Monday 8 August 2016

Another famous link

Those who read this regularly will know that I like to comment on some of the mysteries in the Halstead trees and my steps to solve them. I hope that you find them useful.

Recently I was looking at Walter Francis HALSTED who married Mabel GIBBONS in 1901. Mabel sadly died in 1909 leaving a daughter Christina. In 1911 Christina was living with her grandmother Maria HALSTED (Marie died in 1927 leaving £6,747) and I knew from the GRO indexes hat Christina married a Gerald Rupert CONRAN in Kensington in 1928 and did nothing more as I do not normally research families once the female line has married out and certainly once you get into  modern times starts to get more difficult.

The reason I was looking at Walter was that is the 1911 census he is not in London but in Liverpool staying in a hotel with a Stella listed as his wife and married for 1 year. She was half his age and I can find no reference to her at all. I am still no closer to solving who Stella was but Walter was shown as a Stockbroker and the company he was with was declared bankrupt in 1914. Walter dying in 1918 and according to Ray Lewis-Jones in his Chichester tree on the 30 July 1918 but no reference as to the source.

I wrote to someone who had a tree on Ancestry asking what source she had for the exact date and she replied the Halsted One-name study (thats us) amongst others but none that was a genuine first stop. All being copies of copies.

So I went and searched on findmypast and there was the answer. In the Shareholder Records of the Great Western Railway which whilst again a copy does actually list the source as the GRO death certificate.

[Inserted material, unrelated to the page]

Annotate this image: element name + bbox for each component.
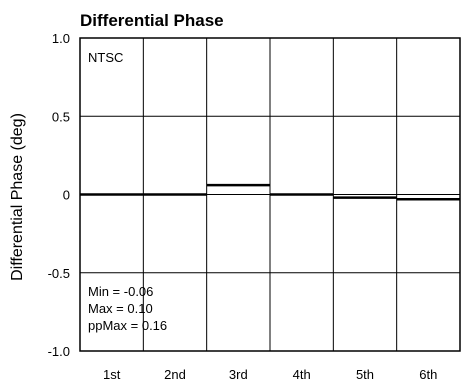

Her final comment was "In turn, Walter's father was a banker, another position of wealth. When you consider that Walter married the daughter of a dentist and surgeon, Mabel Gibbons, it is safe to say that most of the professions that carried status in late Victorian England can be located in the family tree.". now I thought that this was rather good - no source was given so I assumed that it was her own words until I was going through the results of a search on google for "Walter Francis HALSTED"

Amongst the few results was an article from the Daily Telegraph back on 3rd March 2007 entitled "Family Detective - Telgraph" and was one in a series of articles by Nick Barrett on the histories of famous people and in the case it was Sir Terence Conran. it includes the paragraph

"In contrast, his father, Gerard Rupert Conran, owned a rubber-import business in east London, though at the time of his son's birth his occupation was listed simply as "clerk". It carried on to include the paragraph quoted by my correspondent.

So another link to a famous that is not a HALSTE(A)D by name but has a link. the question is do I go and add the details of Sir Terence!

Interestingly when he died in 1918 Walter left no will despite his occupation.